The Financial Policy Committee of the central bank said in a report released on Tuesday that the deteriorating economic outlook had produced significant volatility in the markets in recent months, resulting in sharp declines in the value of risky assets such as shares and cryptocurrencies. According to the study, the crypto market decline has revealed a number of market weaknesses that do not constitute a threat to global financial stability but do emphasise the need for better rules and enforcement.  As paragraph read:

“A number of weaknesses comparable to those disclosed by previous bouts of volatility in more conventional areas of the financial system were exposed in crypto-asset markets. These include liquidity mismatches that cause run dynamics and fire sales, as well as the unwinding of leveraged holdings, which intensifies price declines. The trust of investors in the capacity of many so-called “stablecoins” to keep their pegs was dramatically undermined, especially for those with no or riskier underlying assets and less transparency. These incidents pose no threat to the broader financial stability.”
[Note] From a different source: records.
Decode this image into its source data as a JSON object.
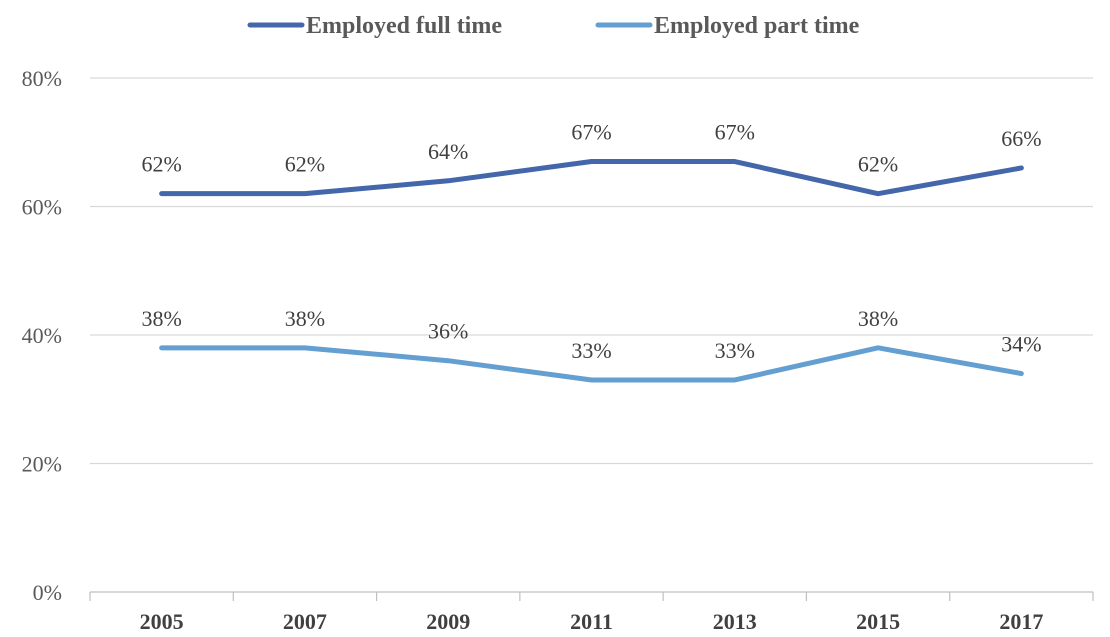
{
  "chart_data": {
    "type": "line",
    "title": "",
    "xlabel": "",
    "ylabel": "",
    "categories": [
      "2005",
      "2007",
      "2009",
      "2011",
      "2013",
      "2015",
      "2017"
    ],
    "series": [
      {
        "name": "Employed full time",
        "color": "#4466AA",
        "values": [
          62,
          62,
          64,
          67,
          67,
          62,
          66
        ],
        "labels": [
          "62%",
          "62%",
          "64%",
          "67%",
          "67%",
          "62%",
          "66%"
        ]
      },
      {
        "name": "Employed part time",
        "color": "#649FD1",
        "values": [
          38,
          38,
          36,
          33,
          33,
          38,
          34
        ],
        "labels": [
          "38%",
          "38%",
          "36%",
          "33%",
          "33%",
          "38%",
          "34%"
        ]
      }
    ],
    "ylim": [
      0,
      80
    ],
    "yticks": [
      0,
      20,
      40,
      60,
      80
    ],
    "ytick_labels": [
      "0%",
      "20%",
      "40%",
      "60%",
      "80%"
    ],
    "grid": true,
    "gridline_color": "#D9D9D9",
    "legend_position": "top"
  }
}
BOE also stated that systemic concerns for the larger economy may develop if crypto’s popularity and linkage with the conventional banking system continued to increase. This, as stated by the central bank, highlights the need for “increased regulatory and law enforcement structures” to handle the rise in these markets and activities.

While the BOE advocated for tougher crypto regulation, it did not propose any new regulations for conventional assets like equities. Notably, the stock market has lost more than $11 trillion since the beginning of the year, which is almost 3.6 times the highest value of the cryptocurrency market.

Numerous so-called blue-chip technology businesses, including Meta, Netflix, PayPal, and Shopify, have had year-to-date stock price drops of 52.7%, 69.8%, 63.33%, and 77.7%, respectively without garnering regulatory notice. Bitcoin is down almost 55% during the same time span.

Despite the already substantial market drop, the BOE emphasised that stocks and cryptocurrencies may continue to suffer. “Given downside risks from additional supply shocks, faster-than-anticipated monetary policy tightening, and slower-than-anticipated economic growth, the prices of risky assets remain susceptible to further sharp adjustments,” the report stated.